Embora tenha deixado o 19º Batalhão da Polícia Militar (a Papudinha) devido a um quadro de broncopneumonia bacteriana, Bolsonaro não terá vida fácil em casa. O ministro impôs regras rigorosas que o colocam em um verdadeiro “silêncio digital”.
Sem Celular e Sem Redes Sociais
O ponto mais impactante da decisão é a proibição total do uso de celulares, computadores ou redes sociais. Bolsonaro, que sempre utilizou a internet como sua principal ferramenta de comunicação e mobilização, está agora oficialmente desconectado.
Além disso:
- Proibição de Vídeos: Ele não pode gravar pronunciamentos ou participar de lives.
- Sem Articulação: A medida busca impedir que o ex-presidente continue coordenando aliados ou influenciando o cenário político durante sua recuperação.
Visitas Restritas e Vigilância
O isolamento não é apenas virtual, mas também físico. As visitas foram drasticamente limitadas:
- Apenas a Família: Somente os filhos e a esposa têm acesso livre.
- Sem Aliados: Políticos, advogados (fora do exercício da defesa) e apoiadores estão proibidos de visitar o ex-presidente no domicílio.
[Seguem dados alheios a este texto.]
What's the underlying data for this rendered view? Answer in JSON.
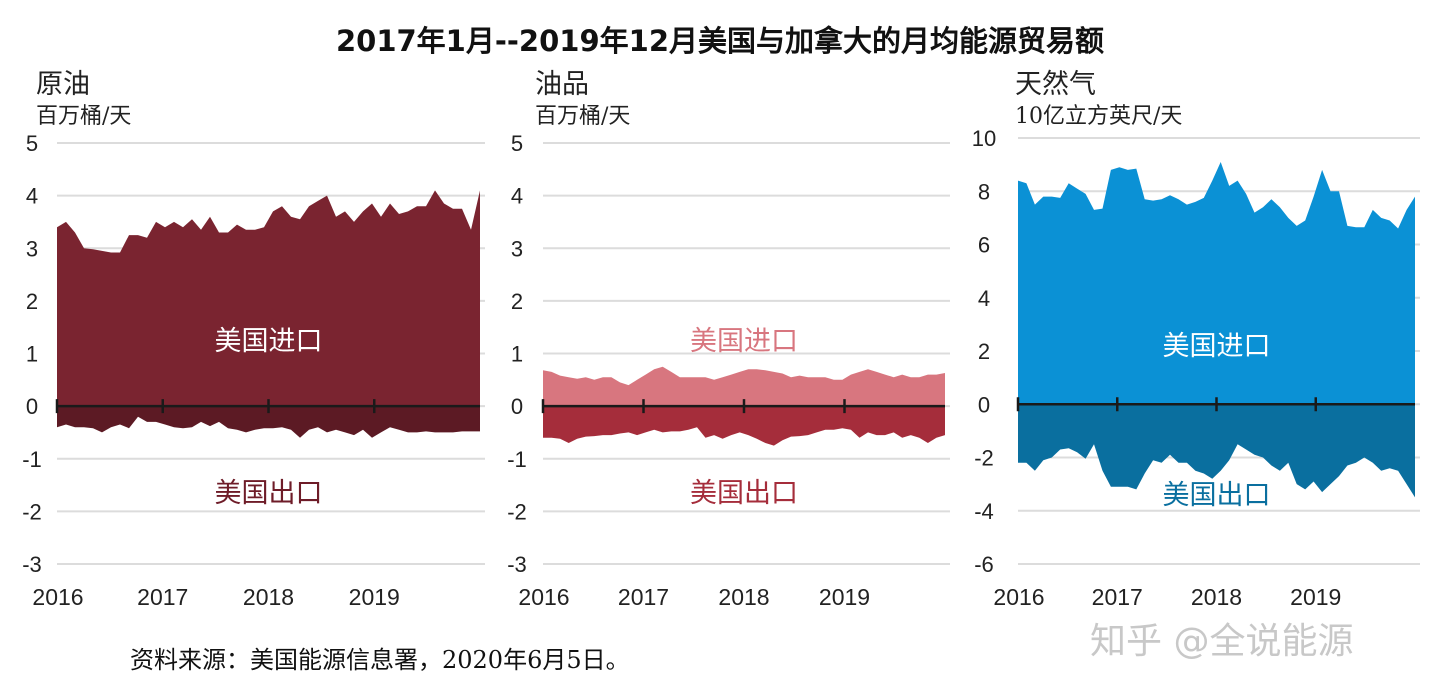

- Monitoramento: O uso da tornozeleira eletrônica permanece obrigatório, garantindo que o raio de locomoção seja estritamente respeitado.
O Objetivo do STF
A estratégia de Moraes é clara: garantir o direito à saúde do custodiado, conforme prevê a lei, mas sem permitir que a residência se torne um quartel-general político. Para o ministro, o estado de saúde justifica a saída do batalhão, mas não dá liberdade para a continuidade de atividades que possam interferir nas investigações em curso.
Resta saber como a base bolsonarista reagirá a esse silenciamento forçado do seu maior líder durante os próximos três meses.